Buenos Aires Weather | Nine evacuees as Covid-19 hits Antarctic research base

For the first time since the start of the pandemic, the coronavirus has reached an Argentinian research base in Antarctica, prompting the evacuation of nine unvaccinated staff members who tested positive for Covid-19, a government official said Thursday. .

Twenty-four of the 43 scientists and military residing at Argentina’s La Esperanza base have been infected, Patricia Ortuzar of the government’s National Antarctic Directorate told AFP.

Nine of the 24, who show no symptoms, were evacuated to Buenos Aires by helicopter as a precaution.

They had been in Antarctica since before the start of Argentina’s vaccination campaign in 2021 and had to travel to the capital to be stung.

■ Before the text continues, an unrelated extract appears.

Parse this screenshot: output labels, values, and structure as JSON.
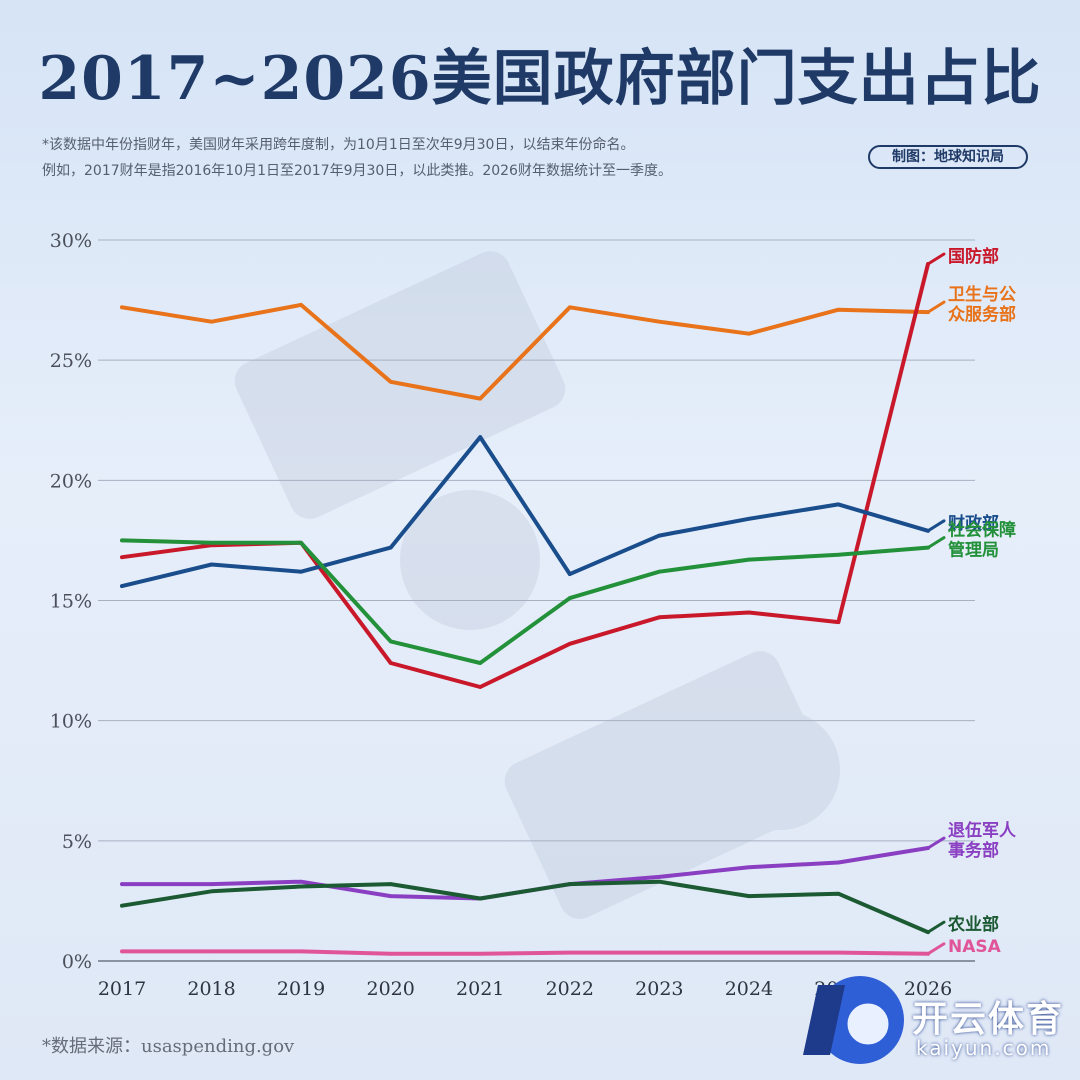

They had decided to wait to get vaccinated in Argentina, fearing they would have to deal with possible side effects in the extreme environment that is Antarctica.

Previously, the first cases from the icy continent were reported at a Chilean base in December 2020.

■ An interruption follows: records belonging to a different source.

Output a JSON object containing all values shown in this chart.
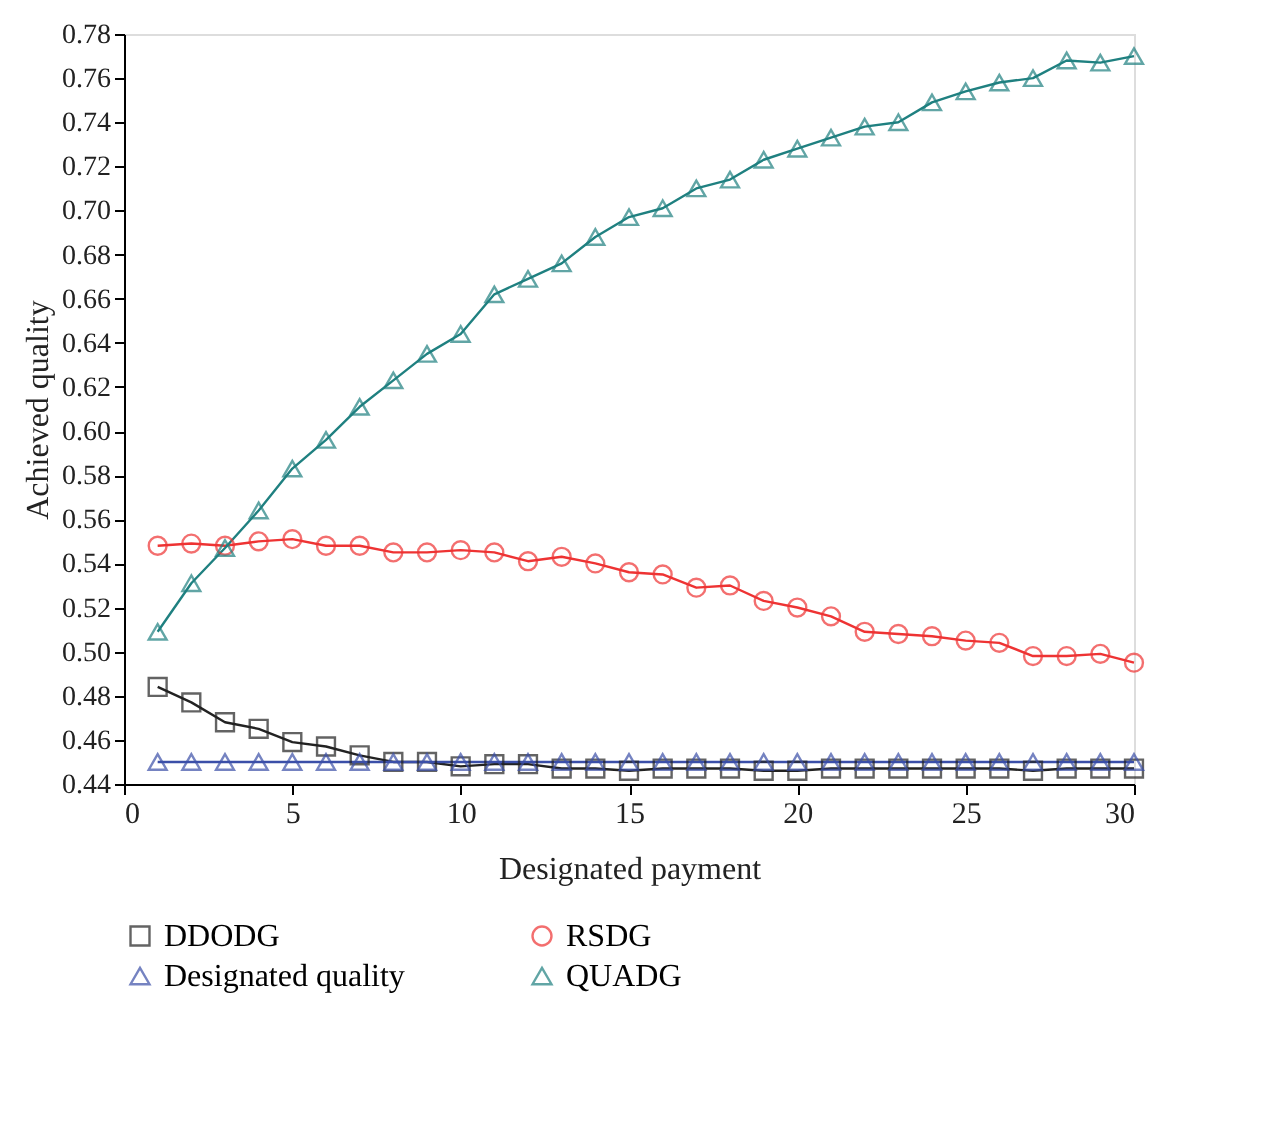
{
  "chart_data": {
    "type": "line",
    "xlabel": "Designated payment",
    "ylabel": "Achieved quality",
    "x": [
      1,
      2,
      3,
      4,
      5,
      6,
      7,
      8,
      9,
      10,
      11,
      12,
      13,
      14,
      15,
      16,
      17,
      18,
      19,
      20,
      21,
      22,
      23,
      24,
      25,
      26,
      27,
      28,
      29,
      30
    ],
    "xlim": [
      0,
      30
    ],
    "xticks": [
      0,
      5,
      10,
      15,
      20,
      25,
      30
    ],
    "ylim": [
      0.44,
      0.78
    ],
    "yticks": [
      0.44,
      0.46,
      0.48,
      {
        "value": 0.5,
        "label": "0.50"
      },
      0.52,
      0.54,
      0.56,
      0.58,
      {
        "value": 0.6,
        "label": "0.60"
      },
      0.62,
      0.64,
      0.66,
      0.68,
      {
        "value": 0.7,
        "label": "0.70"
      },
      0.72,
      0.74,
      0.76,
      0.78
    ],
    "grid": false,
    "legend": "bottom",
    "line_style": "solid",
    "series": [
      {
        "name": "DDODG",
        "color": "#222222",
        "marker": "square",
        "values": [
          0.484,
          0.477,
          0.468,
          0.465,
          0.459,
          0.457,
          0.453,
          0.45,
          0.45,
          0.448,
          0.449,
          0.449,
          0.447,
          0.447,
          0.446,
          0.447,
          0.447,
          0.447,
          0.446,
          0.446,
          0.447,
          0.447,
          0.447,
          0.447,
          0.447,
          0.447,
          0.446,
          0.447,
          0.447,
          0.447
        ]
      },
      {
        "name": "RSDG",
        "color": "#ee3333",
        "marker": "circle",
        "values": [
          0.548,
          0.549,
          0.548,
          0.55,
          0.551,
          0.548,
          0.548,
          0.545,
          0.545,
          0.546,
          0.545,
          0.541,
          0.543,
          0.54,
          0.536,
          0.535,
          0.529,
          0.53,
          0.523,
          0.52,
          0.516,
          0.509,
          0.508,
          0.507,
          0.505,
          0.504,
          0.498,
          0.498,
          0.499,
          0.495
        ]
      },
      {
        "name": "Designated quality",
        "color": "#3b4fa8",
        "marker": "triangle",
        "values": [
          0.45,
          0.45,
          0.45,
          0.45,
          0.45,
          0.45,
          0.45,
          0.45,
          0.45,
          0.45,
          0.45,
          0.45,
          0.45,
          0.45,
          0.45,
          0.45,
          0.45,
          0.45,
          0.45,
          0.45,
          0.45,
          0.45,
          0.45,
          0.45,
          0.45,
          0.45,
          0.45,
          0.45,
          0.45,
          0.45
        ]
      },
      {
        "name": "QUADG",
        "color": "#1f8080",
        "marker": "triangle",
        "values": [
          0.509,
          0.531,
          0.547,
          0.564,
          0.583,
          0.596,
          0.611,
          0.623,
          0.635,
          0.644,
          0.662,
          0.669,
          0.676,
          0.688,
          0.697,
          0.701,
          0.71,
          0.714,
          0.723,
          0.728,
          0.733,
          0.738,
          0.74,
          0.749,
          0.754,
          0.758,
          0.76,
          0.768,
          0.767,
          0.77
        ]
      }
    ]
  }
}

The situation at La Esperanza base was “under control”, Ortuzar said.

The other 15 coronavirus-positive staff, also asymptomatic, remained at base with the rest of the team. All are vaccinated.

All other Argentine bases remain Covid-free, Ortuzar added.

The La Esperanza base, built in 1952 in the far northwest of Antarctica, is one of 13 owned by Argentina, six of which are permanent.

During the winter months, Argentina has some 200 scientists, military and assistants at its permanent bases, a number that roughly doubles in the summer.

The outbreak at La Esperanza began on Jan. 12, when an occupant of the base was likely infected by a newcomer, Ortuzar said.

To prevent infection at its Antarctic outposts, Argentina has isolated and tested some 300 scientists and military personnel since December aboard an icebreaker that is currently bringing them back to Antarctica.

Like many other countries, Argentina is in the grip of a third pandemic wave, with more than 100,000 cases reported daily.

The South American country of 45 million people has recorded more than 7.4 million infections since March 2020 and 118,000 deaths.